Existing parameter-efficient fine-tuning (PEFT) methods—particularly LoRA—exhibit poor adaptability to state space models (SSMs), such as Mamba, due to structural mismatches with SSM’s core components. Method: This work is the first to systematically characterize the structural sensitivity of SSMs to mainstream PEFT techniques and proposes Sparse Dimensional Tuning (SDT), the first SSM-aware PEFT method. SDT applies sparse low-rank updates directly to key SSM parameters (e.g., A, B, C matrices), enabling fine-grained, structure-aware optimization. It further integrates with LoRA into a unified SDT+LoRA framework. Contribution/Results: Extensive experiments on language modeling tasks demonstrate that SDT achieves state-of-the-art performance with <0.5% parameter overhead—significantly outperforming LoRA and other baselines—while attaining superior trade-offs between accuracy and efficiency.

Deep State Space Models (SSMs), such as Mamba (Gu&Dao, 2024), have become powerful tools for language modeling, offering high performance and linear scalability with sequence length.
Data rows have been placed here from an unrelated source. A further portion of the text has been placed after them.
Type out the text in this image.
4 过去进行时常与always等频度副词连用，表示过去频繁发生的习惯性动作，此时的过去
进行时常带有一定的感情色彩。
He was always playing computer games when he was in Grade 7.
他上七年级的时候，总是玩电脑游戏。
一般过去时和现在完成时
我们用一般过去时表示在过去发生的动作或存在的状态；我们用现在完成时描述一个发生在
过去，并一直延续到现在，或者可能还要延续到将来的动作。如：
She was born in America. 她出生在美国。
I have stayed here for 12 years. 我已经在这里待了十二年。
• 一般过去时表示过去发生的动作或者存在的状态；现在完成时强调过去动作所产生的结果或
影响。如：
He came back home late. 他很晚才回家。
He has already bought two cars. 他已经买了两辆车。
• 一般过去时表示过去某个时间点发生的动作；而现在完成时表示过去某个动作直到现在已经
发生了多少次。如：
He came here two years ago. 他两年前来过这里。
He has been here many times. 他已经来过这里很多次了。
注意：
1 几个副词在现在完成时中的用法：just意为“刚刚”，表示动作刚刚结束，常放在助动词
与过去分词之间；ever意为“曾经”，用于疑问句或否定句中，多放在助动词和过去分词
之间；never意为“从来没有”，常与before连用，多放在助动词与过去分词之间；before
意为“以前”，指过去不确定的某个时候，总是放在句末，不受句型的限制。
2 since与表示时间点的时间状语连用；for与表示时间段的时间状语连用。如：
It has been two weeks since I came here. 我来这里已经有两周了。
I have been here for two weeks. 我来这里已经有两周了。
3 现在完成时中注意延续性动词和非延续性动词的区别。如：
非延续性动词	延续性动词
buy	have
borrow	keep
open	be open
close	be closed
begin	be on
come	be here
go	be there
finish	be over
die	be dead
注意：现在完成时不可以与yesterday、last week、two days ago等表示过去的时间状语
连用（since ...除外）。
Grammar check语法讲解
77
However, the application of parameter-efficient fine-tuning (PEFT) methods to SSM-based models remains underexplored. We start by investigating two fundamental questions on existing PEFT methods: (i) How do they perform on SSM-based models? (ii) Which parameters should they target for optimal results? Our analysis shows that LoRA and its variants consistently outperform all other PEFT methods. While LoRA is effective for linear projection matrices, it fails on SSM modules-yet still outperforms other methods applicable to SSMs, indicating their limitations. This underscores the need for a specialized SSM tuning approach. To address this, we propose Sparse Dimension Tuning (SDT), a PEFT method tailored for SSM modules. Combining SDT for SSMs with LoRA for linear projection matrices, we achieve state-of-the-art performance across extensive experiments.